Categorized | Economics, Personal Finance

Children Must Learn Resource Constraints

Do children today seem a bit out of control? A bit spoiled? From my experience the absolute best thing you can teach your young ones is that we live in a world of finite resources. Once they learn that basic premise they will be forced to learn how to value things in their lives, rank order them, and apply resources accordingly.

One of the supreme disservices parents commit is failing to imbue this premise of reality in their children. Without constraining resources, kids have a tough time understanding value. This becomes a serious problem later in life and decreases their ability to make it in this world on their own.

When it comes down to it the ONLY natural function of a parent is to prepare their offspring to face the world independently. Just look to the animal kingdom to see confirmation of this axiom of nature. Everything else…the love, affection, support, comfort…that’s all nice, but tertiary.

The secret to teaching kids the wisdom that comes from simulating reality is to actually limit your child’s resources. Put him/her/them on a fixed budget, or allowance. You can tie the allowance to work performed or give it for the sole purpose of teaching resource allocation. I am a fan of the former approach – teaching kids that you must earn the means to obtain your values.
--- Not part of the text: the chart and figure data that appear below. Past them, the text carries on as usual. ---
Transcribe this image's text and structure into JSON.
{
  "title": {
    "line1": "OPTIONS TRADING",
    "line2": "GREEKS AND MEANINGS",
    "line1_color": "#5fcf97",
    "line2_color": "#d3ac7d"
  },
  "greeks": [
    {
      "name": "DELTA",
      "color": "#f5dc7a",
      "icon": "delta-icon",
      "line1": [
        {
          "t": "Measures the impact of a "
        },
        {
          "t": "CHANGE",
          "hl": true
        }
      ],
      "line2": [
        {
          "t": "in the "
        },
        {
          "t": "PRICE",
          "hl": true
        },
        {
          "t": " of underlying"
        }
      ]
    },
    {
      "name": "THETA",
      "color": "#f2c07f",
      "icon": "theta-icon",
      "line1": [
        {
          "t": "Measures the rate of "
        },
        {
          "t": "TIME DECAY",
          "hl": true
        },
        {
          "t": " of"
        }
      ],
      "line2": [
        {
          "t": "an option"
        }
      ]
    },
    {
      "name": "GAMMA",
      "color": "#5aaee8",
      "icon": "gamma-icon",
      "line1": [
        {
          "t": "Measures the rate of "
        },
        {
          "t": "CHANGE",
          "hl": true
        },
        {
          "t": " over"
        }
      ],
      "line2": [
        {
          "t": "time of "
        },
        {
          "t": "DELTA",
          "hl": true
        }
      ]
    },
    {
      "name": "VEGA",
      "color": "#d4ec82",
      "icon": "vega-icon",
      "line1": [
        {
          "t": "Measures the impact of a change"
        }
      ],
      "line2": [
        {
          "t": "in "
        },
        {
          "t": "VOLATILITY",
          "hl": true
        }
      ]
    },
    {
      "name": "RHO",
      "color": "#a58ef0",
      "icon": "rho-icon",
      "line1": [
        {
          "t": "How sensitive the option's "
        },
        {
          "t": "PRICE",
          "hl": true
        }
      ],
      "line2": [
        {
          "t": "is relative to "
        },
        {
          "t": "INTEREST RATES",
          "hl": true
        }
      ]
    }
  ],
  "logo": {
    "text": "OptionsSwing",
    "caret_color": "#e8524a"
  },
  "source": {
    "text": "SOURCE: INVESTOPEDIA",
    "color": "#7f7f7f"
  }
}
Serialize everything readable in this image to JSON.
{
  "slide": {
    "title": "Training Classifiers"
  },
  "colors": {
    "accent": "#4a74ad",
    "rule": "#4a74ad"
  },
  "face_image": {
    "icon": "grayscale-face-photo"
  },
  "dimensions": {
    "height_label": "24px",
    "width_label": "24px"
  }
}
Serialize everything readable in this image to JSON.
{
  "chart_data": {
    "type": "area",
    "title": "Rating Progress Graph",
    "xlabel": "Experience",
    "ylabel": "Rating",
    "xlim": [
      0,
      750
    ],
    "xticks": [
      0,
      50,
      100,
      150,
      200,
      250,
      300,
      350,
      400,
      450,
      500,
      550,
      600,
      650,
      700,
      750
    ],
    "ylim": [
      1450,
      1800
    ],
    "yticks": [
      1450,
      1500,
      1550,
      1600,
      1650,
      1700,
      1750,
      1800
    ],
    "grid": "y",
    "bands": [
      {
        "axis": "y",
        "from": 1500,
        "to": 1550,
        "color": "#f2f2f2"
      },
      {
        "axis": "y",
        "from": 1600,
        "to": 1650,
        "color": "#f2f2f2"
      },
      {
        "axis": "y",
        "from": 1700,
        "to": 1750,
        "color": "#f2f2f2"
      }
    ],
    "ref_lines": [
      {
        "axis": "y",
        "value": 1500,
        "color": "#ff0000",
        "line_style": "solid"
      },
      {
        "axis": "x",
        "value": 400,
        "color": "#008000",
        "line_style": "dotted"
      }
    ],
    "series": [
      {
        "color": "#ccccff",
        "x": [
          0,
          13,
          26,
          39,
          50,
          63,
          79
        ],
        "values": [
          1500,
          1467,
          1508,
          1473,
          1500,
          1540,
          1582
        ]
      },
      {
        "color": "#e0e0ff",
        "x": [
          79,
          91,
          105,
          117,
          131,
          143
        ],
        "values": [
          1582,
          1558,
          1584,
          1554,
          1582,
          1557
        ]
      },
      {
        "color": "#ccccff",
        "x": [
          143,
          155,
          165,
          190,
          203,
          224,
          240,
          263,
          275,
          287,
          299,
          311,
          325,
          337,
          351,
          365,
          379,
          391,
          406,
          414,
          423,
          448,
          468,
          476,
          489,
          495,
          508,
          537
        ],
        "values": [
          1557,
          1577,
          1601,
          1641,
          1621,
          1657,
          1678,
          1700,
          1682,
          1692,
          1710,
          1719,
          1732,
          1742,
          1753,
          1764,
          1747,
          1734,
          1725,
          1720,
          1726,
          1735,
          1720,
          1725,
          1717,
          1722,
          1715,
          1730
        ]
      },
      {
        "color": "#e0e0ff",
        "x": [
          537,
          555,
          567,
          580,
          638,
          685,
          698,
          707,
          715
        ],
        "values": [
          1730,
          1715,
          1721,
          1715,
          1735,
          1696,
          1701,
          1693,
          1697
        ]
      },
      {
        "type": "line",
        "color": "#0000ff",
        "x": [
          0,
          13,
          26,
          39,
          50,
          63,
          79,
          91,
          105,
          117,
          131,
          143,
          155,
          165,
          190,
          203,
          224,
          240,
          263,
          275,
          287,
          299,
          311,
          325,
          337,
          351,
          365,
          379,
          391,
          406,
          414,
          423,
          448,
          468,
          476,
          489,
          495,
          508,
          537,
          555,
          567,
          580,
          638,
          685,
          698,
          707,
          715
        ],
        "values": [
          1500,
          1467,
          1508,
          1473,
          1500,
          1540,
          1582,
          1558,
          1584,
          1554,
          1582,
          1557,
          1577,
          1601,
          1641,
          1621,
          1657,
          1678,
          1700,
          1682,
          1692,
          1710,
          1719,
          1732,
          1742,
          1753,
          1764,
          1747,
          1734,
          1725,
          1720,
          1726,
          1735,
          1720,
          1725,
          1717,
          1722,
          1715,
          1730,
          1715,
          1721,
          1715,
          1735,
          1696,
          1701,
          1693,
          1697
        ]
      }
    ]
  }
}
Then…just sit back and wait. Your kids will go about their lives constantly ordering their world in their own way. They will learn that if they blow their allowance on something they don’t truly value they have no option but to wait until their next paycheck to get want they want. They’ll also learn the big concept of deferring present consumption to obtain future value. I still remember the euphoric feeling of learning about interest and making money on money!

The biggest challenge for some parents is to forego the cheap, fleeting comfort of seeing an instant-gratification smile on their child’s face. Be tough and do what is right for them in the long run! Don’t give in to your own weakness for the need to satisfy and feel loved…you’re only cheating your kids out of the tremendous development possibilities that reality affords!